Hi,
Thanks Mike for introducing me. I have just subscribed to the list.
Yes I'm working on a wiki "engine" with replaceable parts. The replaceable parts include parser (wiki text -> document tree in memory), formatter (document tree -> output text), storage system, authenticator, authorizer, and search engine. User interface is not in it, but rather the whole engine is driven by a UI to be supplied by the developer.
You can think of this "engine" as a "wiki library" that have pre-defined interfaces to replaceable parts. So, with an html formatter and a mediawiki parser (a draft version already exist), it can already show HTML for mediawiki contents. Furthermore, if parsers and formatters of markup A and B are available, we can freely convert wiki contents from A to B and vice versa. The "intermediate" thing is actually the document tree in memory.

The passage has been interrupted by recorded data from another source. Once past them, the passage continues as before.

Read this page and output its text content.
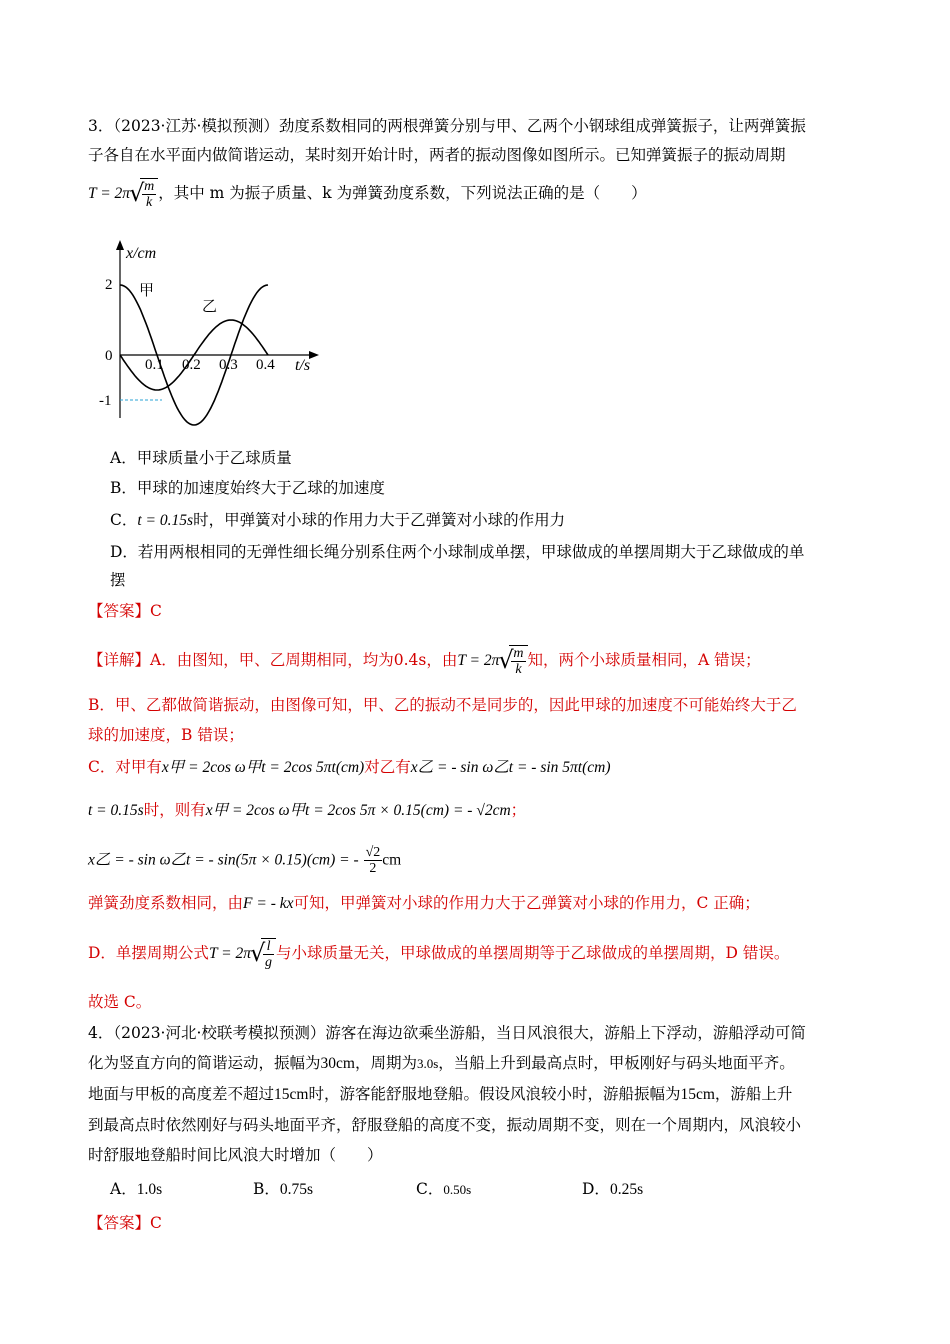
3．（2023·江苏·模拟预测）劲度系数相同的两根弹簧分别与甲、乙两个小钢球组成弹簧振子，让两弹簧振
子各自在水平面内做简谐运动，某时刻开始计时，两者的振动图像如图所示。已知弹簧振子的振动周期
T = 2π √ $\frac{m}{k}$ ，其中 m 为振子质量、k 为弹簧劲度系数，下列说法正确的是（　　）
x/cm
t/s
2
0
-1
0.1 0.2 0.3 0.4
甲
乙
A．甲球质量小于乙球质量
B．甲球的加速度始终大于乙球的加速度
C．t = 0.15s时，甲弹簧对小球的作用力大于乙弹簧对小球的作用力
D．若用两根相同的无弹性细长绳分别系住两个小球制成单摆，甲球做成的单摆周期大于乙球做成的单
摆
【答案】C
【详解】A．由图知，甲、乙周期相同，均为0.4s，由T = 2π √ $\frac{m}{k}$ 知，两个小球质量相同，A 错误；
B．甲、乙都做简谐振动，由图像可知，甲、乙的振动不是同步的，因此甲球的加速度不可能始终大于乙
球的加速度，B 错误；
C．对甲有x甲 = 2cos ω甲t = 2cos 5πt(cm)对乙有x乙 = - sin ω乙t = - sin 5πt(cm)
t = 0.15s时，则有x甲 = 2cos ω甲t = 2cos 5π × 0.15(cm) = - √2cm；
x乙 = - sin ω乙t = - sin(5π × 0.15)(cm) = - $\frac{√2}{2}$ cm
弹簧劲度系数相同，由F = - kx可知，甲弹簧对小球的作用力大于乙弹簧对小球的作用力，C 正确；
D．单摆周期公式T = 2π √ $\frac{l}{g}$ 与小球质量无关，甲球做成的单摆周期等于乙球做成的单摆周期，D 错误。
故选 C。
4．（2023·河北·校联考模拟预测）游客在海边欲乘坐游船，当日风浪很大，游船上下浮动，游船浮动可简
化为竖直方向的简谐运动，振幅为30cm，周期为3.0s，当船上升到最高点时，甲板刚好与码头地面平齐。
地面与甲板的高度差不超过15cm时，游客能舒服地登船。假设风浪较小时，游船振幅为15cm，游船上升
到最高点时依然刚好与码头地面平齐，舒服登船的高度不变，振动周期不变，则在一个周期内，风浪较小
时舒服地登船时间比风浪大时增加（　　）
A．1.0s	B．0.75s	C．0.50s	D．0.25s
【答案】C
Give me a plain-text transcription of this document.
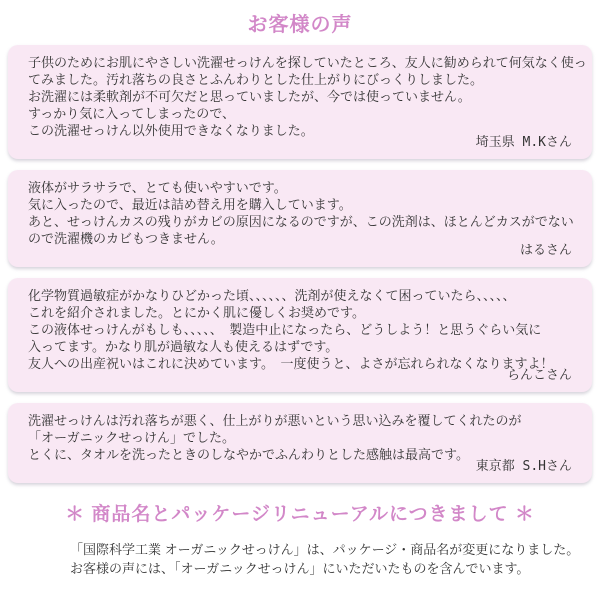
お客様の声
子供のためにお肌にやさしい洗濯せっけんを探していたところ、友人に勧められて何気なく使っ
てみました。汚れ落ちの良さとふんわりとした仕上がりにびっくりしました。
お洗濯には柔軟剤が不可欠だと思っていましたが、今では使っていません。
すっかり気に入ってしまったので、
この洗濯せっけん以外使用できなくなりました。
埼玉県 M.Kさん
液体がサラサラで、とても使いやすいです。
気に入ったので、最近は詰め替え用を購入しています。
あと、せっけんカスの残りがカビの原因になるのですが、この洗剤は、ほとんどカスがでない
ので洗濯機のカビもつきません。
はるさん
化学物質過敏症がかなりひどかった頃、、、、、、洗剤が使えなくて困っていたら、、、、、
これを紹介されました。とにかく肌に優しくお奨めです。
この液体せっけんがもしも、、、、、　製造中止になったら、どうしよう！と思うぐらい気に
入ってます。かなり肌が過敏な人も使えるはずです。
友人への出産祝いはこれに決めています。　一度使うと、よさが忘れられなくなりますよ！
らんこさん
洗濯せっけんは汚れ落ちが悪く、仕上がりが悪いという思い込みを覆してくれたのが
「オーガニックせっけん」でした。
とくに、タオルを洗ったときのしなやかでふんわりとした感触は最高です。
東京都 S.Hさん
＊ 商品名とパッケージリニューアルにつきまして ＊
「国際科学工業 オーガニックせっけん」は、パッケージ・商品名が変更になりました。
お客様の声には、「オーガニックせっけん」にいただいたものを含んでいます。
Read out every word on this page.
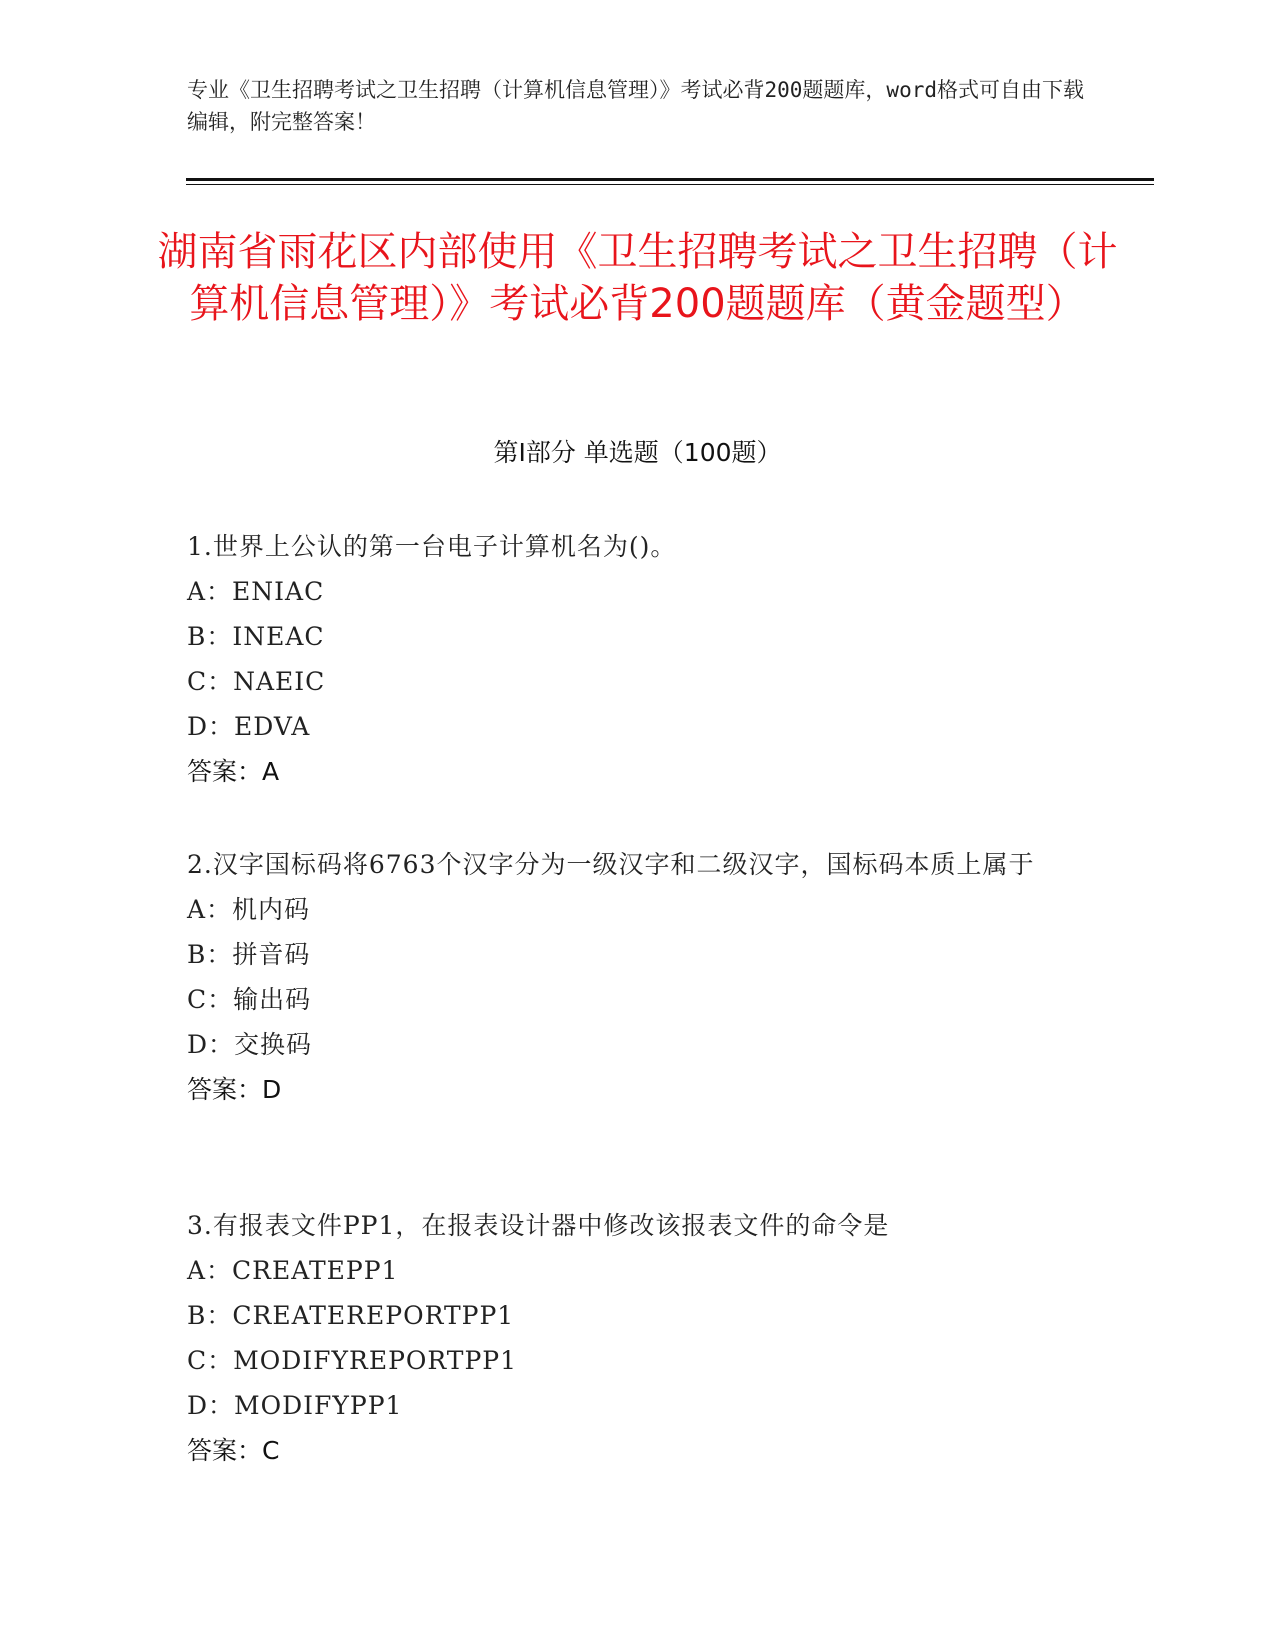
专业《卫生招聘考试之卫生招聘（计算机信息管理）》考试必背200题题库，word格式可自由下载编辑，附完整答案！
湖南省雨花区内部使用《卫生招聘考试之卫生招聘（计算机信息管理）》考试必背200题题库（黄金题型）
第Ⅰ部分 单选题（100题）
1.世界上公认的第一台电子计算机名为()。
A：ENIAC
B：INEAC
C：NAEIC
D：EDVA
答案：A
2.汉字国标码将6763个汉字分为一级汉字和二级汉字，国标码本质上属于
A：机内码
B：拼音码
C：输出码
D：交换码
答案：D
3.有报表文件PP1，在报表设计器中修改该报表文件的命令是
A：CREATEPP1
B：CREATEREPORTPP1
C：MODIFYREPORTPP1
D：MODIFYPP1
答案：C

The whole thing is written in C++. With help from wrapper generators like SWIG, it is possible to be called by many scripting languages supported by SWIG (PHP, Python, Ruby, Tcl, Lua, Java, C#, to name a few). I haven't got around to doing this just yet, but I did similar work with other systems before so this should be doable.

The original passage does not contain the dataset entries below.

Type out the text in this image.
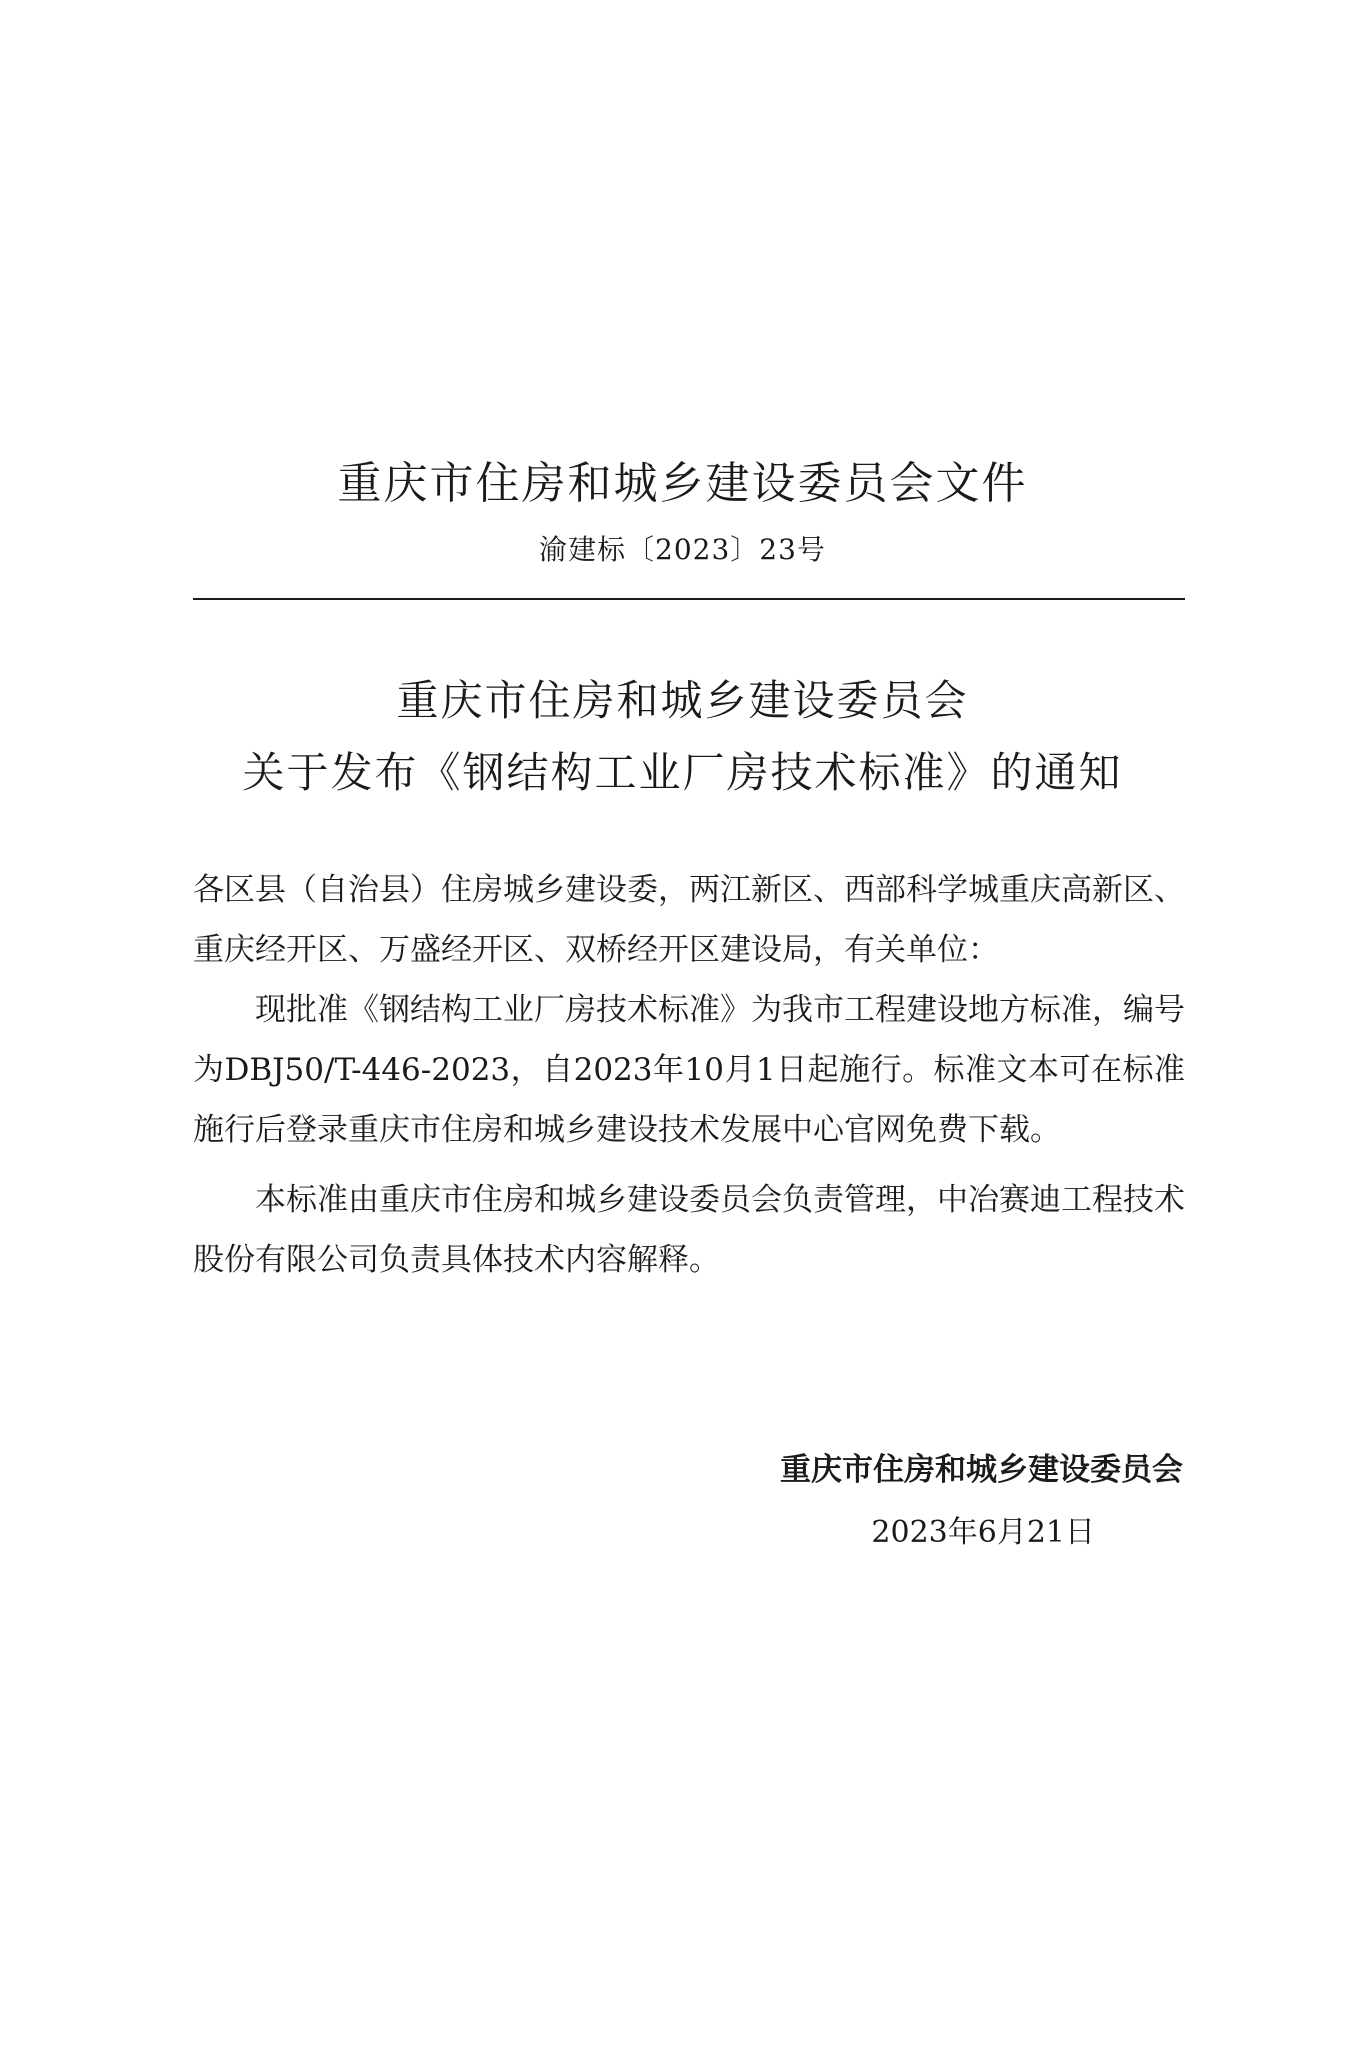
重庆市住房和城乡建设委员会文件
渝建标〔2023〕23号
重庆市住房和城乡建设委员会
关于发布《钢结构工业厂房技术标准》的通知

各区县（自治县）住房城乡建设委，两江新区、西部科学城重庆高新区、重庆经开区、万盛经开区、双桥经开区建设局，有关单位：

现批准《钢结构工业厂房技术标准》为我市工程建设地方标准，编号为DBJ50/T-446-2023，自2023年10月1日起施行。标准文本可在标准施行后登录重庆市住房和城乡建设技术发展中心官网免费下载。

本标准由重庆市住房和城乡建设委员会负责管理，中冶赛迪工程技术股份有限公司负责具体技术内容解释。

重庆市住房和城乡建设委员会
2023年6月21日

If this works, the wikipedia contents will instantly become available to many systems even if they are not written in PHP, or even not web-based.
I'll attend the Hacking Days Extra in the afternoon tomorrow. Maybe I can show you what I have so far and get your comments. :)
cheers, Ping
On 8/1/07, Tian-Jian Barabbas Jiang@Gmail barabbas@gmail.com wrote:
Besides WikiCreole, someone else is implementing pluggable parsers of wiki syntax without an intermediate language, or say, the intermediate language is flex. This guy, Ping Yeh, will introduce his pilot work on Wikimania: http://wikimania2007.wikimedia.org/wiki/Proceedings:PY1
Actually I'm imaging that if this flexible parser idea, as the input part, connected to some kind of wikiwyg formatter, as the output part, they may solve similar problem of WikiCreole and pull the day of "WYSIWYG <-> XHTML" closer to us; by this kind of interpretation of Brion's comment, I second it.